Other authors on the Nature Communications paper are Mingjie Wang and Changji Shi of The Johns Hopkins University. The work was supported by the National Institute of General Medical Sciences (grant numbers GM28007, GM34933 and GM71920) and a Harold L. Plotnick Fellowship from the Damon Runyon Cancer Research Foundation
Abstract in Cell Reports: "The Directional Response of Chemotactic Cells Depends on a Balance between Cytoskeletal Architecture and the External Gradient"

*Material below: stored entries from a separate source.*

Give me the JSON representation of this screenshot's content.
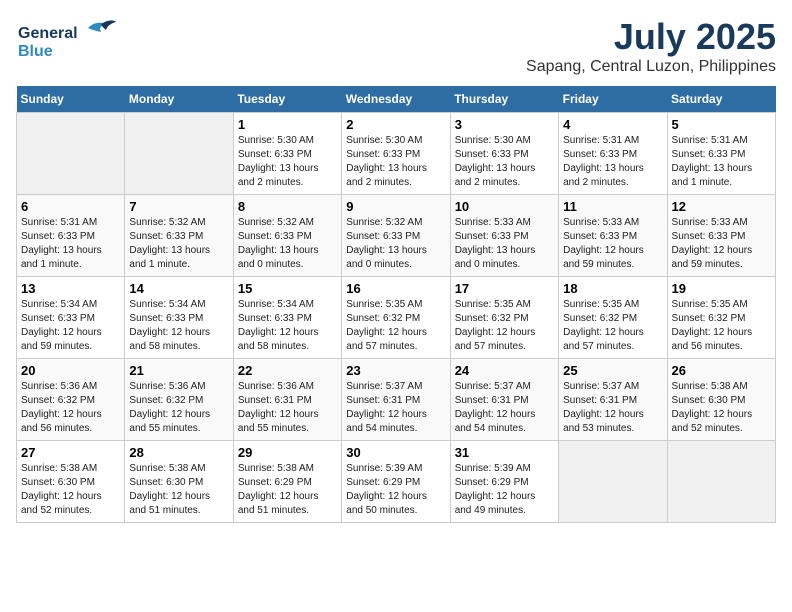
{
  "header": {
    "logo_general": "General",
    "logo_blue": "Blue",
    "month_year": "July 2025",
    "location": "Sapang, Central Luzon, Philippines"
  },
  "weekdays": [
    "Sunday",
    "Monday",
    "Tuesday",
    "Wednesday",
    "Thursday",
    "Friday",
    "Saturday"
  ],
  "weeks": [
    [
      {
        "day": "",
        "info": ""
      },
      {
        "day": "",
        "info": ""
      },
      {
        "day": "1",
        "sunrise": "5:30 AM",
        "sunset": "6:33 PM",
        "daylight": "13 hours and 2 minutes."
      },
      {
        "day": "2",
        "sunrise": "5:30 AM",
        "sunset": "6:33 PM",
        "daylight": "13 hours and 2 minutes."
      },
      {
        "day": "3",
        "sunrise": "5:30 AM",
        "sunset": "6:33 PM",
        "daylight": "13 hours and 2 minutes."
      },
      {
        "day": "4",
        "sunrise": "5:31 AM",
        "sunset": "6:33 PM",
        "daylight": "13 hours and 2 minutes."
      },
      {
        "day": "5",
        "sunrise": "5:31 AM",
        "sunset": "6:33 PM",
        "daylight": "13 hours and 1 minute."
      }
    ],
    [
      {
        "day": "6",
        "sunrise": "5:31 AM",
        "sunset": "6:33 PM",
        "daylight": "13 hours and 1 minute."
      },
      {
        "day": "7",
        "sunrise": "5:32 AM",
        "sunset": "6:33 PM",
        "daylight": "13 hours and 1 minute."
      },
      {
        "day": "8",
        "sunrise": "5:32 AM",
        "sunset": "6:33 PM",
        "daylight": "13 hours and 0 minutes."
      },
      {
        "day": "9",
        "sunrise": "5:32 AM",
        "sunset": "6:33 PM",
        "daylight": "13 hours and 0 minutes."
      },
      {
        "day": "10",
        "sunrise": "5:33 AM",
        "sunset": "6:33 PM",
        "daylight": "13 hours and 0 minutes."
      },
      {
        "day": "11",
        "sunrise": "5:33 AM",
        "sunset": "6:33 PM",
        "daylight": "12 hours and 59 minutes."
      },
      {
        "day": "12",
        "sunrise": "5:33 AM",
        "sunset": "6:33 PM",
        "daylight": "12 hours and 59 minutes."
      }
    ],
    [
      {
        "day": "13",
        "sunrise": "5:34 AM",
        "sunset": "6:33 PM",
        "daylight": "12 hours and 59 minutes."
      },
      {
        "day": "14",
        "sunrise": "5:34 AM",
        "sunset": "6:33 PM",
        "daylight": "12 hours and 58 minutes."
      },
      {
        "day": "15",
        "sunrise": "5:34 AM",
        "sunset": "6:33 PM",
        "daylight": "12 hours and 58 minutes."
      },
      {
        "day": "16",
        "sunrise": "5:35 AM",
        "sunset": "6:32 PM",
        "daylight": "12 hours and 57 minutes."
      },
      {
        "day": "17",
        "sunrise": "5:35 AM",
        "sunset": "6:32 PM",
        "daylight": "12 hours and 57 minutes."
      },
      {
        "day": "18",
        "sunrise": "5:35 AM",
        "sunset": "6:32 PM",
        "daylight": "12 hours and 57 minutes."
      },
      {
        "day": "19",
        "sunrise": "5:35 AM",
        "sunset": "6:32 PM",
        "daylight": "12 hours and 56 minutes."
      }
    ],
    [
      {
        "day": "20",
        "sunrise": "5:36 AM",
        "sunset": "6:32 PM",
        "daylight": "12 hours and 56 minutes."
      },
      {
        "day": "21",
        "sunrise": "5:36 AM",
        "sunset": "6:32 PM",
        "daylight": "12 hours and 55 minutes."
      },
      {
        "day": "22",
        "sunrise": "5:36 AM",
        "sunset": "6:31 PM",
        "daylight": "12 hours and 55 minutes."
      },
      {
        "day": "23",
        "sunrise": "5:37 AM",
        "sunset": "6:31 PM",
        "daylight": "12 hours and 54 minutes."
      },
      {
        "day": "24",
        "sunrise": "5:37 AM",
        "sunset": "6:31 PM",
        "daylight": "12 hours and 54 minutes."
      },
      {
        "day": "25",
        "sunrise": "5:37 AM",
        "sunset": "6:31 PM",
        "daylight": "12 hours and 53 minutes."
      },
      {
        "day": "26",
        "sunrise": "5:38 AM",
        "sunset": "6:30 PM",
        "daylight": "12 hours and 52 minutes."
      }
    ],
    [
      {
        "day": "27",
        "sunrise": "5:38 AM",
        "sunset": "6:30 PM",
        "daylight": "12 hours and 52 minutes."
      },
      {
        "day": "28",
        "sunrise": "5:38 AM",
        "sunset": "6:30 PM",
        "daylight": "12 hours and 51 minutes."
      },
      {
        "day": "29",
        "sunrise": "5:38 AM",
        "sunset": "6:29 PM",
        "daylight": "12 hours and 51 minutes."
      },
      {
        "day": "30",
        "sunrise": "5:39 AM",
        "sunset": "6:29 PM",
        "daylight": "12 hours and 50 minutes."
      },
      {
        "day": "31",
        "sunrise": "5:39 AM",
        "sunset": "6:29 PM",
        "daylight": "12 hours and 49 minutes."
      },
      {
        "day": "",
        "info": ""
      },
      {
        "day": "",
        "info": ""
      }
    ]
  ]
}
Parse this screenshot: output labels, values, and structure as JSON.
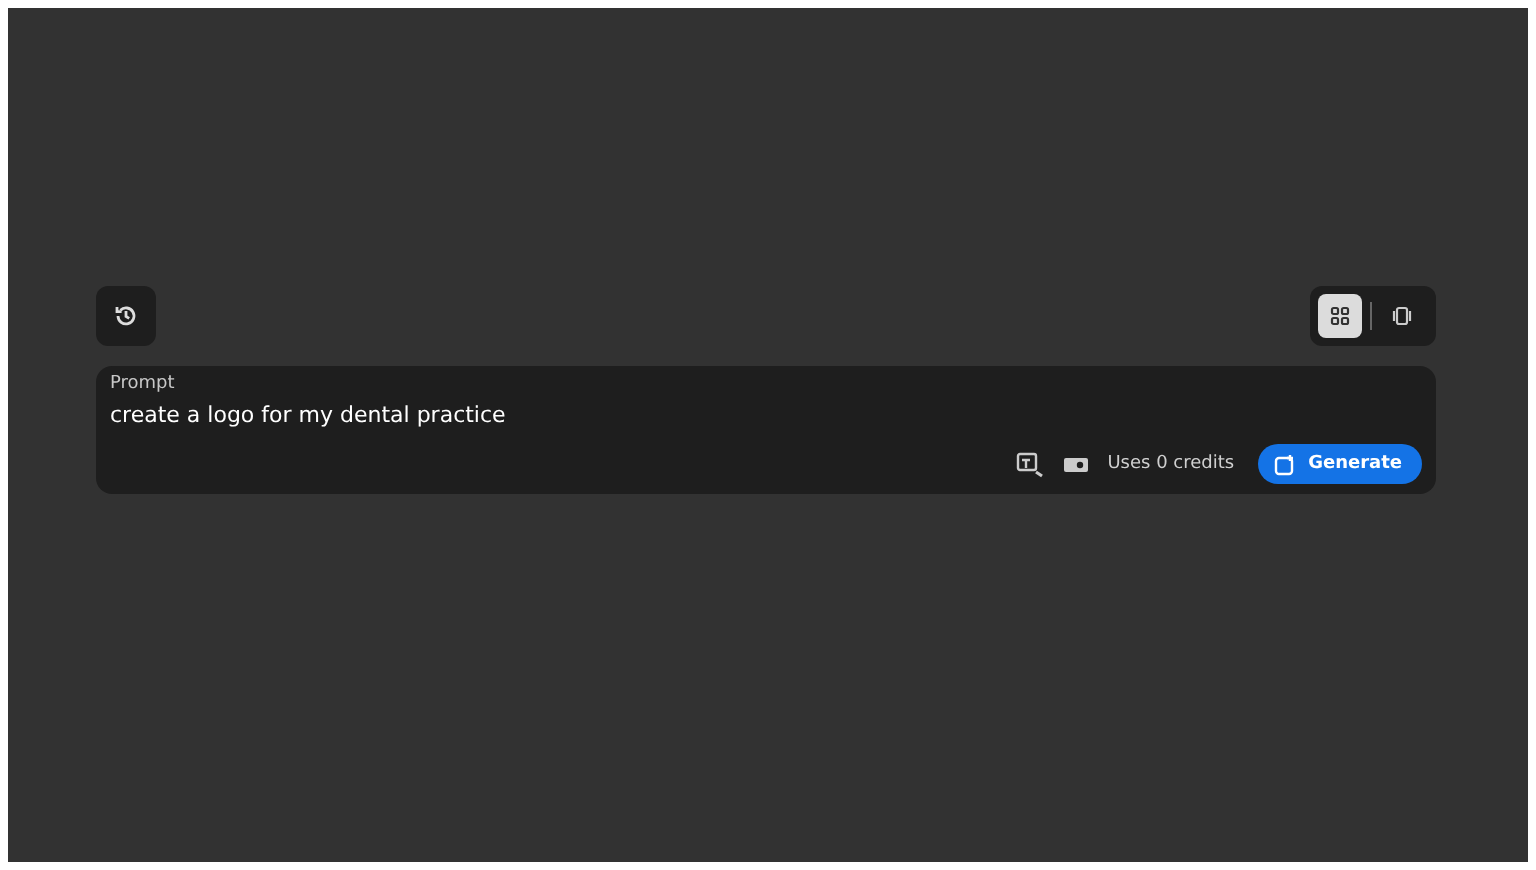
{
  "prompt": {
    "label": "Prompt",
    "value": "create a logo for my dental practice"
  },
  "view_modes": [
    {
      "kind": "grid",
      "selected": true
    },
    {
      "kind": "carousel",
      "selected": false
    }
  ],
  "credits": "Uses 0 credits",
  "generate_button": "Generate"
}
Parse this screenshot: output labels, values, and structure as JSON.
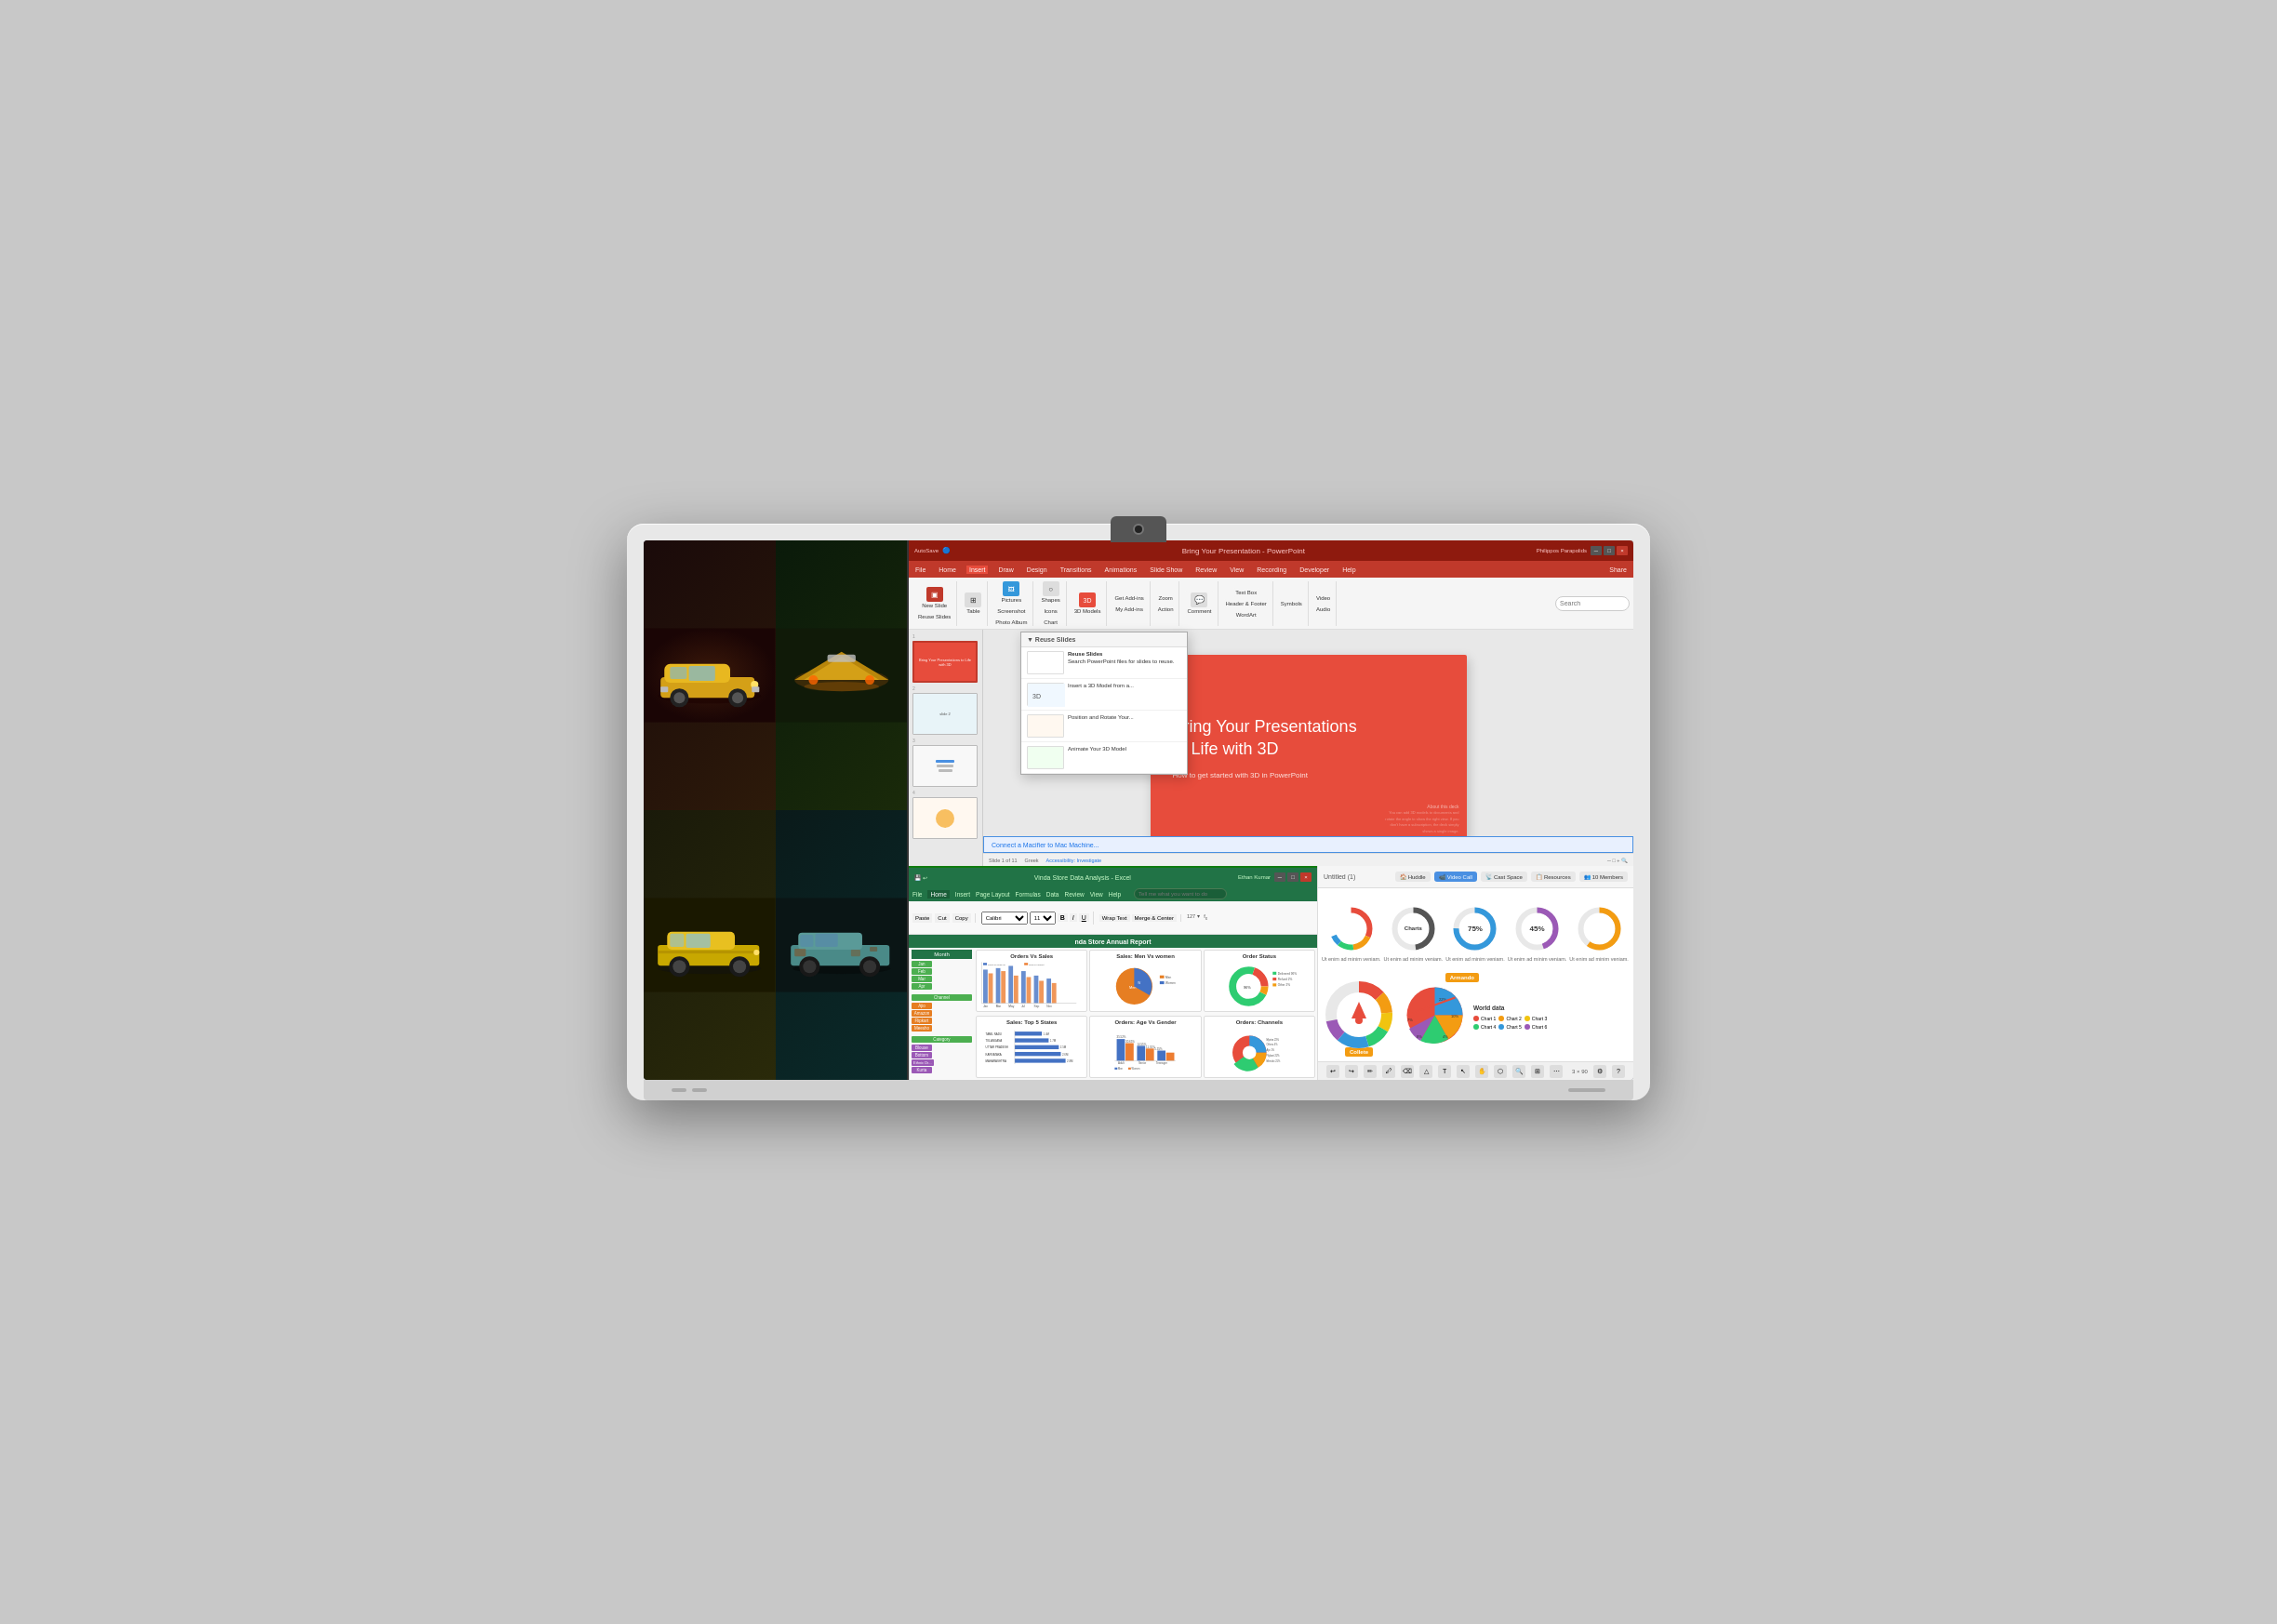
{
  "monitor": {
    "title": "All-in-one display with camera"
  },
  "ppt": {
    "title_bar": "Bring Your Presentation - PowerPoint",
    "auto_save": "AutoSave",
    "file_name": "Bring Your Presentations to Life with 3D",
    "menu_items": [
      "File",
      "Home",
      "Insert",
      "Draw",
      "Design",
      "Transitions",
      "Animations",
      "Slide Show",
      "Review",
      "View",
      "Recording",
      "Developer",
      "Help"
    ],
    "active_tab": "Insert",
    "slide_title_line1": "Bring Your Presentations",
    "slide_title_line2": "to Life with 3D",
    "slide_subtitle": "How to get started with 3D in PowerPoint",
    "slide_note": "About this deck",
    "share_btn": "Share",
    "search_placeholder": "Search",
    "toolbar_items": [
      "New Slide",
      "Reuse Slides",
      "Table",
      "Pictures",
      "Screenshot",
      "Photo Album",
      "Shapes",
      "Icons",
      "Chart",
      "3D Models",
      "Get Add-ins",
      "My Add-ins",
      "Zoom",
      "Action",
      "Comment",
      "Text Box",
      "Header & Footer",
      "WordArt",
      "Symbols",
      "Video",
      "Audio"
    ],
    "dropdown_items": [
      {
        "title": "Reuse Slides",
        "desc": "Search PowerPoint files for slides to reuse."
      },
      {
        "title": "Insert a 3D Model from a...",
        "desc": ""
      },
      {
        "title": "Position and Rotate Your...",
        "desc": ""
      },
      {
        "title": "Animate Your 3D Model",
        "desc": ""
      }
    ]
  },
  "excel": {
    "title": "Vinda Store Data Analysis - Excel",
    "user": "Ethan Kumar",
    "file_name": "nda Store Annual Report",
    "menu_items": [
      "File",
      "Home",
      "Insert",
      "Page Layout",
      "Formulas",
      "Data",
      "Review",
      "View",
      "Help"
    ],
    "active_tab": "Home",
    "charts": [
      {
        "title": "Orders Vs Sales",
        "type": "bar"
      },
      {
        "title": "Sales: Men Vs women",
        "type": "pie"
      },
      {
        "title": "Order Status",
        "type": "donut"
      }
    ],
    "bottom_charts": [
      {
        "title": "Sales: Top 5 States",
        "type": "bar_h"
      },
      {
        "title": "Orders: Age Vs Gender",
        "type": "bar"
      },
      {
        "title": "Orders: Channels",
        "type": "pie"
      }
    ],
    "states": [
      "TAMIL NADU",
      "TELANGANA",
      "UTTAR PRADESH",
      "KARNATAKA",
      "MAHARASHTRA"
    ],
    "state_values": [
      "1.4M",
      "1.7M",
      "2.5M",
      "2.6M",
      "2.8M"
    ],
    "row_labels": [
      "Month",
      "Jan",
      "Feb",
      "Mar",
      "Apr",
      "Channel",
      "Ajio",
      "Amazon",
      "Flipkart",
      "Meesho",
      "Category",
      "Blouse",
      "Bottom",
      "Ethnic Dr...",
      "Kurta"
    ]
  },
  "meeting": {
    "title": "Untitled (1)",
    "buttons": [
      "Huddle",
      "Video Call",
      "Cast Space",
      "Resources",
      "10 Members"
    ],
    "cast_space_label": "Cast Space",
    "charts_label": "Charts",
    "percent_75": "75%",
    "percent_45": "45%",
    "world_data_title": "World data",
    "legend_items": [
      "Chart 1",
      "Chart 2",
      "Chart 3",
      "Chart 4",
      "Chart 5",
      "Chart 6"
    ],
    "legend_colors": [
      "#e74c3c",
      "#f39c12",
      "#f1c40f",
      "#2ecc71",
      "#3498db",
      "#9b59b6"
    ],
    "donut_labels": [
      "Ut enim ad minim veniam.",
      "Ut enim ad minim veniam.",
      "Ut enim ad minim veniam.",
      "Ut enim ad minim veniam.",
      "Ut enim ad minim veniam."
    ],
    "collete_label": "Collete",
    "armando_label": "Armando"
  },
  "footer": {
    "tools": [
      "pencil",
      "eraser",
      "shapes",
      "text",
      "select",
      "zoom",
      "more"
    ]
  }
}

•Polarized sensitivity to chemoattractants is independent of cytoskeletal dynamics
•Threshold for response is correlated with static F-actin distribution
•Immobilized cells retain characteristic responses to spatial and temporal stimuli
•Overall directional response depends on gradient and internal polarity
Polarized migrating cells display signal transduction events, such as activation of phosphatidylinositol 3-kinase (PI3K) and Scar/Wave, and respond more readily to chemotactic stimuli at the leading edge. We sought to determine the basis of this polarized sensitivity. Inhibiting actin polymerization leads to uniform sensitivity. However, when human neutrophils were “stalled” by simultaneously blocking actin and myosin dynamics, they maintained the gradient of responsiveness to chemoattractant and also displayed noise-driven PIP3 flashes on the basal membrane, localized toward the front. Thus, polarized sensitivity does not require migration or cytoskeletal dynamics. The threshold for response is correlated with the static F-actin distribution, but not cell shape or volume changes, membrane fluidity, or the preexisting distribution of PI3K. The kinetics of responses to temporal and spatial stimuli were consistent with the local excitation global inhibition model, but the overall direction of the response was biased by the internal axis of polarity.
Other authors on the Cell Reports paper are Wenjie Cai and Pablo Iglesias of The Johns Hopkins University. The study was funded by the National Institute of General Medical Sciences (grant numbers GM28007 and GM34933) and the National Natural Science Foundation of China (grant numbers 81000045 and 81000939).